Öztürk, "Rahatsızlıklarımız genellikle ruhsal durumumuzla bağlantılıdır. Sürekli stres altında olan, duygularını ifade edemeyen bireyler, bedensel sorunlar yaşayabilir. Ağrı, kendimizle ilgilenmemiz için bir çağrıdır. Bu zorlukları bir fırsat olarak görmeli ve kendimizi anlama yolculuğuna çıkmalıyız" dedi.
Duygu, düşünce ve bedenin bir bütün olduğunu vurgulayan Öztürk, "Yaşadığımız olaylarda bu üçü birlikte tepki verir. Duygularımızı ve düşüncelerimizi göz ardı etmek, ruh sağlığımızı olumsuz etkiler" diye ekledi. Duyguların bazen tanımlanmasının zor olduğunu, ancak bedenin somut bir dilinin olduğunu belirtti.
Öztürk, duygusal zorlukların bedenimize yansıma biçimlerini örneklerle açıkladı. Örneğin, mükemmeliyetçi bireyler sırt ağrısı çekebilir; bu, psikolojik yüklerinin bedene yansımasıdır. Sürekli geleceği düşünen kişiler ise baş ağrısı ve migren atakları yaşayabilir.
Çocuklarda sınav kaygısının karın ağrısına neden olabileceğini belirten Öztürk, "Başarı beklentisiyle kaygılanan çocuklar, içlerinde hazmedemedikleri duyguları taşırlar" dedi. Ayrıca, sorunlarını yok etmeye çalışan bazı bireylerin cilt problemleri yaşayabileceğini, bu durumun ruhsal rahatsızlıkların dışavurumu olabileceğini vurguladı.

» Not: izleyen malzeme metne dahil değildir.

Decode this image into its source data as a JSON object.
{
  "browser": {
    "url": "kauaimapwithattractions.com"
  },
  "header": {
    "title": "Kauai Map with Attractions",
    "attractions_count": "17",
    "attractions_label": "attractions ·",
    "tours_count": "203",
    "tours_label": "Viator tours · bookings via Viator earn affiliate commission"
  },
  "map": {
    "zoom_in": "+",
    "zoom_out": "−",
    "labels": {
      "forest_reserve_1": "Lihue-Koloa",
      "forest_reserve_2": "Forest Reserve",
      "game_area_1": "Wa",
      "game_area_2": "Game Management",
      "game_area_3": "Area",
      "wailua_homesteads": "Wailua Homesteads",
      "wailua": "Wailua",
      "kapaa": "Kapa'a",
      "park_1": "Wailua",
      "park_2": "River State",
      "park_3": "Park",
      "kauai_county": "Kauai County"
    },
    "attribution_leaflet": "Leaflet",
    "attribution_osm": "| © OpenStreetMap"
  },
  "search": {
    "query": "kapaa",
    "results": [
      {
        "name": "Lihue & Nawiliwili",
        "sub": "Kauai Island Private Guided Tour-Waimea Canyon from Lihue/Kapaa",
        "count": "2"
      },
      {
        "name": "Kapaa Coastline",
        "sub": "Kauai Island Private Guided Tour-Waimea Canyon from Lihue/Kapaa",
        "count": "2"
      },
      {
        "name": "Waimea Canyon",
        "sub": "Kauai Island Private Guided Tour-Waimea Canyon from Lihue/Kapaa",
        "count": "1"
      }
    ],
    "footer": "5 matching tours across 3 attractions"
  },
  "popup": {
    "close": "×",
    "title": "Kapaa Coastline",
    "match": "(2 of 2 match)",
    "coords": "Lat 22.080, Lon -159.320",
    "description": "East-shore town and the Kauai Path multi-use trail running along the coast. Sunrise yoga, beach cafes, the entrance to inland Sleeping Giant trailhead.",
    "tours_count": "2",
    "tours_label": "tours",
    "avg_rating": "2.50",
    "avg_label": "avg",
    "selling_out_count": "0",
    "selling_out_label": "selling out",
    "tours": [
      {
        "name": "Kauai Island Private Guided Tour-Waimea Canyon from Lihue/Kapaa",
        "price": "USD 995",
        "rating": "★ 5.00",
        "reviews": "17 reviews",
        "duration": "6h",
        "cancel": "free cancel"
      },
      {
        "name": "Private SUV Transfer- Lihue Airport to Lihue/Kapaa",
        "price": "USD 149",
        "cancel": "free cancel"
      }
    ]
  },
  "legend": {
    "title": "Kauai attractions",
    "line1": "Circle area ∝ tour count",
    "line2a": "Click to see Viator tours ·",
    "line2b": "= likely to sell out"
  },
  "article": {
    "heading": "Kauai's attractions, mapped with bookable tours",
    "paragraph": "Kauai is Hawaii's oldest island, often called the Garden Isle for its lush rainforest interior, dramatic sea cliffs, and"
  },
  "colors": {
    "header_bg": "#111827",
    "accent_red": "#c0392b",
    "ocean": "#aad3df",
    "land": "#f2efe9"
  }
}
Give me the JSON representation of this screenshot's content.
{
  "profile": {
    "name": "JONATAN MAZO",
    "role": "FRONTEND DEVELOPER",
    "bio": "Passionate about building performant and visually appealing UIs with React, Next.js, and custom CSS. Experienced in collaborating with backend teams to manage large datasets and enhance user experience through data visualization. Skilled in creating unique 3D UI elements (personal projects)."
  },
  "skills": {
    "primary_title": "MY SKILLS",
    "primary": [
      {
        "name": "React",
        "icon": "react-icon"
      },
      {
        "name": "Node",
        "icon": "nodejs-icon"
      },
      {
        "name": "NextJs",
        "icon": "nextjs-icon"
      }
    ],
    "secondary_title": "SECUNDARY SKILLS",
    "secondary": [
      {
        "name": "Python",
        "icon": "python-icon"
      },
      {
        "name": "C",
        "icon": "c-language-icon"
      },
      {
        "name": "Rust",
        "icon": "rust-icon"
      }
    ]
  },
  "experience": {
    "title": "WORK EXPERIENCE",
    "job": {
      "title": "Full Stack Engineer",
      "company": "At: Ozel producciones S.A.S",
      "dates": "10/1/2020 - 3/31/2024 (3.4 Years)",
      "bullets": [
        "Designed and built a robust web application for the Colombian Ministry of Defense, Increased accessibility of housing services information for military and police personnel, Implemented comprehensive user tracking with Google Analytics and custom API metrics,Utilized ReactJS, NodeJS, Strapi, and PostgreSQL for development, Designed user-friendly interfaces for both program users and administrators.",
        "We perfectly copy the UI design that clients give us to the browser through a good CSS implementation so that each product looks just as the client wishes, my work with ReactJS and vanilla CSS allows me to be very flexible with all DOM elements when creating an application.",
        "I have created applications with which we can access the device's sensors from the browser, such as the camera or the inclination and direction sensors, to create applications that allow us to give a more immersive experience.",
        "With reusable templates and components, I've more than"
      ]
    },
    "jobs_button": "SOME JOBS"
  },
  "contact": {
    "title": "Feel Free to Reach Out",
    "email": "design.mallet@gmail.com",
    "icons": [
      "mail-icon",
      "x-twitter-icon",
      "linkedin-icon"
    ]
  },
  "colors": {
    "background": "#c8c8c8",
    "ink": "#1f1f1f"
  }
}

Öztürk, "Duygularımızı ifade etmediğimizde, içimize gömülürler ve daha sonra yoğun bir şekilde karşımıza çıkarlar" diyerek, duygu ve ihtiyaçlarımızın farkında olmamız gerektiğini hatırlattı. Kendimize değer vermenin yollarını aramalı ve içsel zorlanmalara dikkat etmeliyiz.